Tanto crianças como os adultos gostam de se mascarar e divertem-se a assumir um papel de super-herói, de vilão ou de uma personagem satírica. As máscaras que usamos nos dias de Carnaval e que nos ajudam, nesses dias, a sermos o que quisermos, podem abrir portas para reflectirmos sobre as máscaras que usamos nos restantes dias.

As máscaras que vestimos no dia a dia são uma forma de nos apresentarmos aos outros. Através delas relacionamo-nos com o mundo e com quem está à nossa volta. Contudo, sermos capazes de nos adaptar a diferentes contextos e/ou aos diferentes papéis que desempenhamos no nosso quotidiano (pai/mãe, filho/a, marido/mulher, amigo/a, trabalhador), não significa sermos diferentes pessoas ou sermos quem não somos.

Mas, afinal, que máscaras usamos no nosso dia a dia? Será que tentamos mostrar algo que não somos? Será que escondemos partes de nós ou do que sentimos? Será que apenas mostramos o que outros esperam de nós? Temos de ser sempre fortes ou corajosos? Temos de nos sentir sempre alegres?

“Ter de ser” de determinada maneira é diferente de “querer ser”. “Ter de” relaciona-se com obrigação e, muitas vezes, com a obrigação de corresponder a algo que os outros esperam de nós.
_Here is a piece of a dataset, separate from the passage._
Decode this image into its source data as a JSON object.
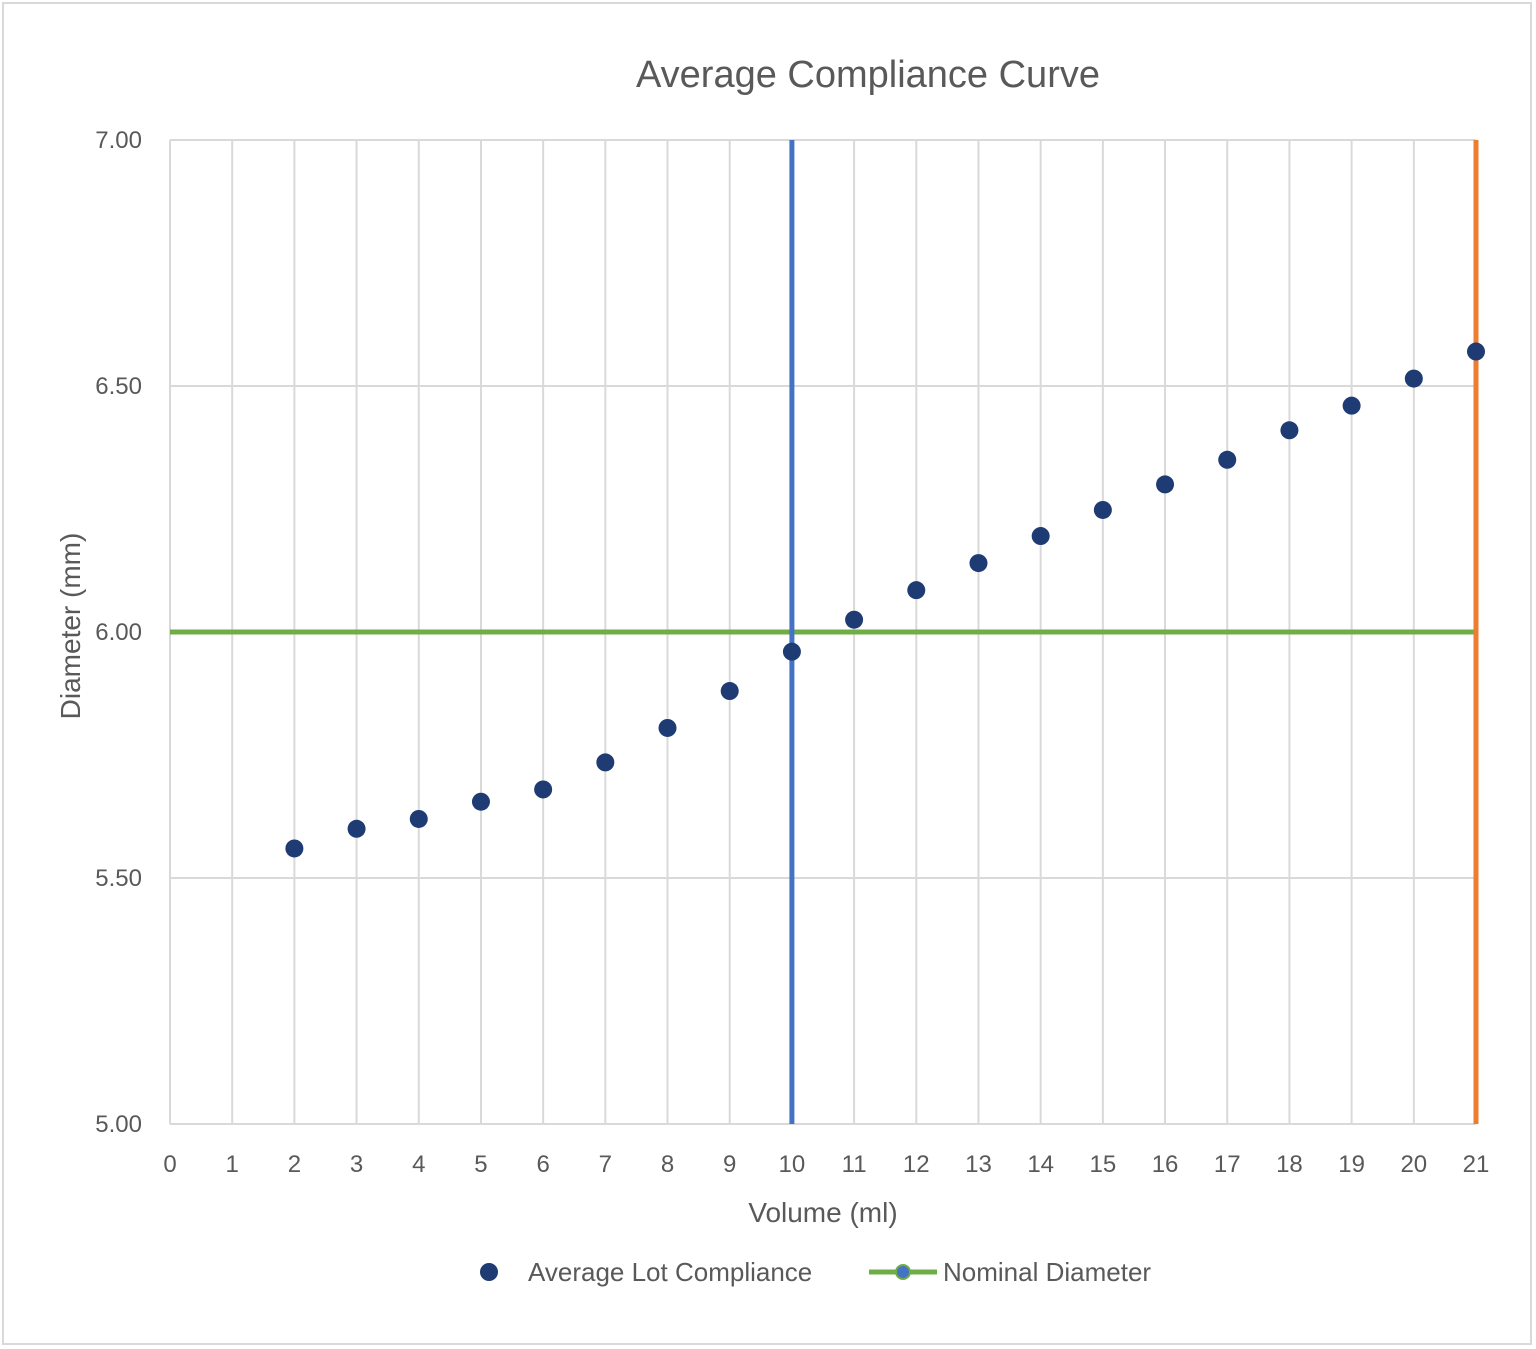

De uma forma um pouco mais aprofundada, relaciona-se com uma pressão que colocamos em nós próprios e que pode culminar em auto-crítica. Quanto mais tentamos ser o que temos de ser (ou o que os outros esperam que sejamos), mais nos afastamos de nós próprios.

Este processo auto-crítico é, muitas vezes, origem de ansiedade e pode ser trabalhado em terapia. É comum, em processo terapêutico, que as pessoas se apercebam que podiam estar a assumir uma “máscara” e que podiam estar, sem se aperceber, em esforço, a tentar ser o que/quem não são. Por exemplo, podemos pensar no caso de alguém que não se permita sentir e/ou expressar  zanga porque, ao longo do seu desenvolvimento, aprendeu e integrou na sua forma de funcionamento que “as pessoas boas não se zangam”. Como se não existissem momentos na nossa vida em que a zanga é a emoção mais adaptativa. É natural, por exemplo, que nos sintamos zangados e que expressemos essa zanga quando alguém não nos respeita ou quando ultrapassa um limite que colocámos.

Por sua vez, “querer ser” (e posteriormente, simplesmente, ser) relaciona-se com o nosso processo de desenvolvimento. Crescer e sentir que o espaço entre quem somos e quem queremos ser é terreno fértil para concretizar mudança. O espaço entre quem somos e quem queremos ser deve ser mais inspirador do que assustador ou culpabilizante.

Se as máscaras anularem a pessoa que somos, podendo mesmo fazer-nos esquecer dela, criam um progressivo sofrimento psicológico. Se as máscaras nos prendem e nos tornam pouco livres para sentir e assumir a nossa identidade, vulnerabilizam-nos mais do que nos protegem. A pessoa que somos e os papéis que assumimos devem ser aqueles que escolhermos, de forma a que todos os dias possamos ser livremente o que quisermos. Tão natural como escolher que personagem ser nos dias de Carnaval.